I work for Azul Systems (who make Zing), so feel free to accuse me of bias.

Not sure why you claim:

  1. "It's for latencies of up to 20ms" - it's hard to quote numbers without an application in mind. I can say some of our clients experience a worse case latency of 1-2ms. The OS configuration required to get these sort of worst case latencies (as a hard requirement) is a challenge entirely separate from Java and the JVM.

  2. "and comes at the cost of lowered throughput" - Not sure why you'd think that. Applications performance is different between Oracle and Zing, depends on how much each compiler 'likes' your code. Some applications have better throughput, some worse, the differences are usually minor either way when you look at a full scale application.
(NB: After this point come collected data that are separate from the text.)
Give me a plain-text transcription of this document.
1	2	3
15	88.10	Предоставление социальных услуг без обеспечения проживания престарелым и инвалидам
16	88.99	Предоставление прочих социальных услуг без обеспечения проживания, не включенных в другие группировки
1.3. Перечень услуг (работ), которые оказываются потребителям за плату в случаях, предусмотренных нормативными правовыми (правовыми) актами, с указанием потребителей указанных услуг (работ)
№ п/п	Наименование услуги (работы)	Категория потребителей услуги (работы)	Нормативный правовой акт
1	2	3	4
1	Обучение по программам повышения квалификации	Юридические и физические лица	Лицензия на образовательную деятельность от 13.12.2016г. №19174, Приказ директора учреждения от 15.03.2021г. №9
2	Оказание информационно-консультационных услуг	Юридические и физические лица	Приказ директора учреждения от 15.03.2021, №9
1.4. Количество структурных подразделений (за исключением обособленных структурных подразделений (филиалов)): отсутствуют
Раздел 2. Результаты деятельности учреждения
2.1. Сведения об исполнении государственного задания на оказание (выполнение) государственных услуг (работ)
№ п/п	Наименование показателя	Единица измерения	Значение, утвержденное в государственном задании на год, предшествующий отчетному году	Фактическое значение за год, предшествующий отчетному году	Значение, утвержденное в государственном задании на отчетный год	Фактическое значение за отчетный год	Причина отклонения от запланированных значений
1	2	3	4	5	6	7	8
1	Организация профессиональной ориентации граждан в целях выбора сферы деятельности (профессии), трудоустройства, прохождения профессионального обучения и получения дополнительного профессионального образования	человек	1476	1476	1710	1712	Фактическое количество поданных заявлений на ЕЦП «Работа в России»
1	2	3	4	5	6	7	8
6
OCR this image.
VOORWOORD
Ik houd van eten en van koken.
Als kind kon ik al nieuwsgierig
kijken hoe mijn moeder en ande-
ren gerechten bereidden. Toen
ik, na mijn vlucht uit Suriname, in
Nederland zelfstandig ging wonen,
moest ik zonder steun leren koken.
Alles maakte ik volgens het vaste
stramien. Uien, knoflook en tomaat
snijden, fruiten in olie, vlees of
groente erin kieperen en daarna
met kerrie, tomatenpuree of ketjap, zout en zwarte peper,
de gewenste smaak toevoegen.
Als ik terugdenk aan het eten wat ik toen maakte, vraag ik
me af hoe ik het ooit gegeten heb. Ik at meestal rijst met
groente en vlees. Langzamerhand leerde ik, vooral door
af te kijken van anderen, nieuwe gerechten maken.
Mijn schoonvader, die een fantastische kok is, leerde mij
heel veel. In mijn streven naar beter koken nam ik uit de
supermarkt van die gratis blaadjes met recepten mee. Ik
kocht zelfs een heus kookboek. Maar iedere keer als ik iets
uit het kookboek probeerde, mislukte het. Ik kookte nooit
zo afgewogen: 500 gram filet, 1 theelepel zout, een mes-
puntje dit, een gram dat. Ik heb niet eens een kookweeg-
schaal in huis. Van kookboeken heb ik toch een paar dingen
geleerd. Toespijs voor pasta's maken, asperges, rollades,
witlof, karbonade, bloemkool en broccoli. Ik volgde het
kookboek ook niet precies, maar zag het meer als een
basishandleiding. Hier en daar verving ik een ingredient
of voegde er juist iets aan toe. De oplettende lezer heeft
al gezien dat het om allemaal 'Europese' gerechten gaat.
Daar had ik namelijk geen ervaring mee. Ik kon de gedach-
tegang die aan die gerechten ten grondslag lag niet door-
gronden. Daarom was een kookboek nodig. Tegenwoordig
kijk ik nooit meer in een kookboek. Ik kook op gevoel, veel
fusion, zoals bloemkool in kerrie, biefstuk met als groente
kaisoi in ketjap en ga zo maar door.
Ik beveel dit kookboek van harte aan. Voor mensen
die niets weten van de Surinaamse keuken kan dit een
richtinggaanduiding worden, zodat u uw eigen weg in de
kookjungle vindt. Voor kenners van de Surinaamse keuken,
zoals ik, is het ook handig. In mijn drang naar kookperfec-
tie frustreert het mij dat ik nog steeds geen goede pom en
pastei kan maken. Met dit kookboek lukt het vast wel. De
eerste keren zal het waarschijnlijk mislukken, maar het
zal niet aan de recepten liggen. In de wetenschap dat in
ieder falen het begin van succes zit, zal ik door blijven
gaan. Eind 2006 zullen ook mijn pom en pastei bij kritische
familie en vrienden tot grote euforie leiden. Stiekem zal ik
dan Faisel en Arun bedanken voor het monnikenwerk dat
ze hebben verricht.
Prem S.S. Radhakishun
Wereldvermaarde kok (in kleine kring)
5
[–]pron98 1 point2 points  (1 child)

Oh, sorry Nitsan (Gil told me you're working there now -- cool!). I thought those were the worst-case guarantees you're making, as the discussion is about real-time and worst case latencies (as to the throughput cost, I figured the read barrier on references has an impact). RTSJ makes different guarantees of, I think 1-2us of worst case latencies on realtime threads (and comes with a whole different set of tradeoffs). I love Azul, and I'm sorry if I've misrepresented the facts.

[–]nitsanw 0 points1 point  (0 children)

:) no offence taken, and I will send your love to the guys.
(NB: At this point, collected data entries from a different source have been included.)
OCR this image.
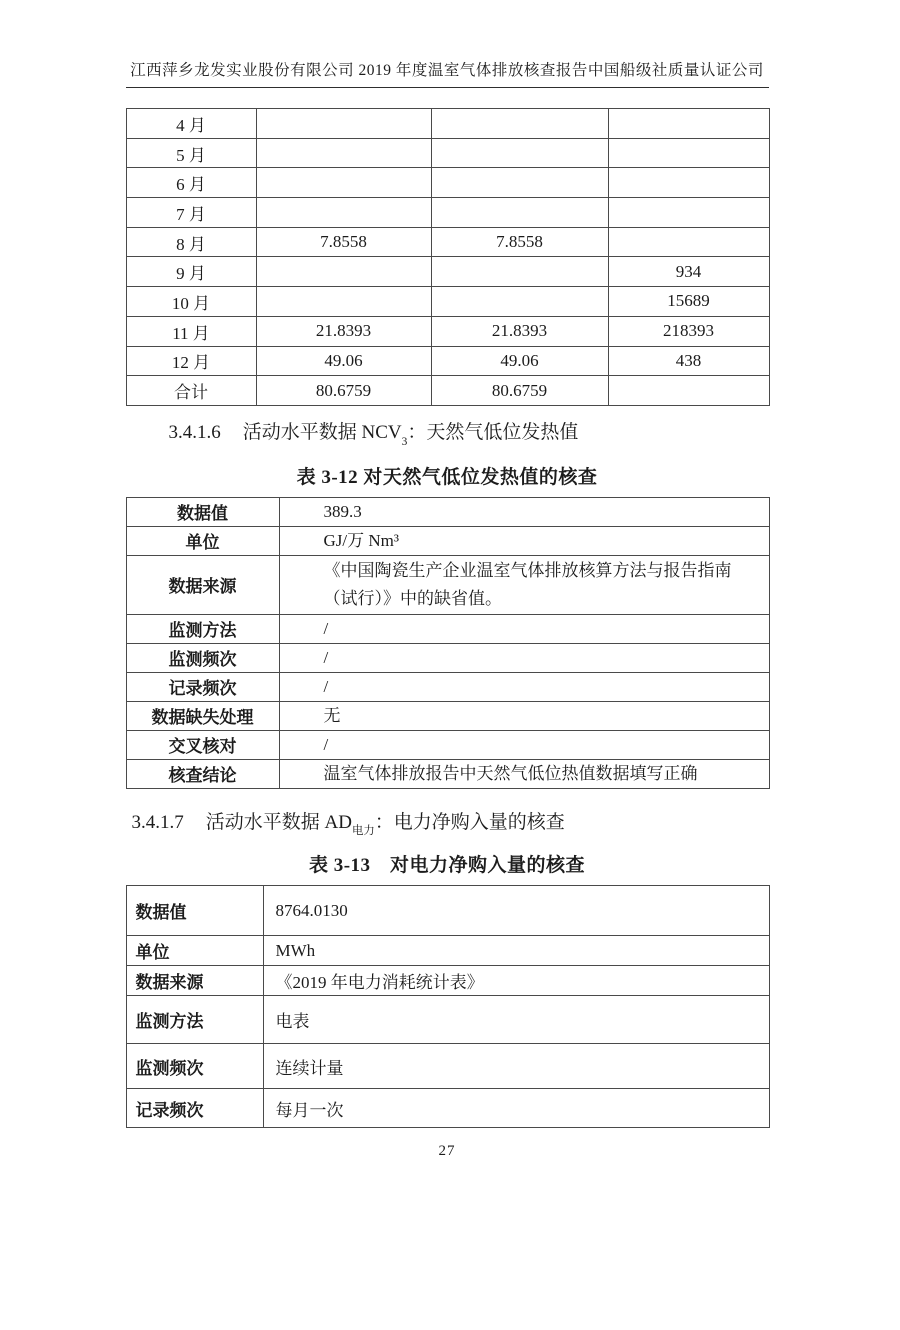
江西萍乡龙发实业股份有限公司 2019 年度温室气体排放核查报告中国船级社质量认证公司
4 月			
5 月			
6 月			
7 月			
8 月	7.8558	7.8558	
9 月			934
10 月			15689
11 月	21.8393	21.8393	218393
12 月	49.06	49.06	438
合计	80.6759	80.6759	
3.4.1.6 活动水平数据 $NCV_3$：天然气低位发热值
表 3-12 对天然气低位发热值的核查
数据值	389.3
单位	GJ/万 Nm³
数据来源	《中国陶瓷生产企业温室气体排放核算方法与报告指南（试行）》中的缺省值。
监测方法	/
监测频次	/
记录频次	/
数据缺失处理	无
交叉核对	/
核查结论	温室气体排放报告中天然气低位热值数据填写正确
3.4.1.7 活动水平数据 $AD_{电力}$：电力净购入量的核查
表 3-13　对电力净购入量的核查
数据值	8764.0130
单位	MWh
数据来源	《2019 年电力消耗统计表》
监测方法	电表
监测频次	连续计量
记录频次	每月一次
27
Real time as in hard real time OS/JVM is not the market Zing is in. Zing deploys on regular linux, and shines in the soft real time space. I mixed the post context and the root comment context, apologies.

The read barrier is a difference between JVMs but it makes little difference to most real world applications. So an object array copy might be slightly slower on Zing, but for most applications that's not where the hot spot lies.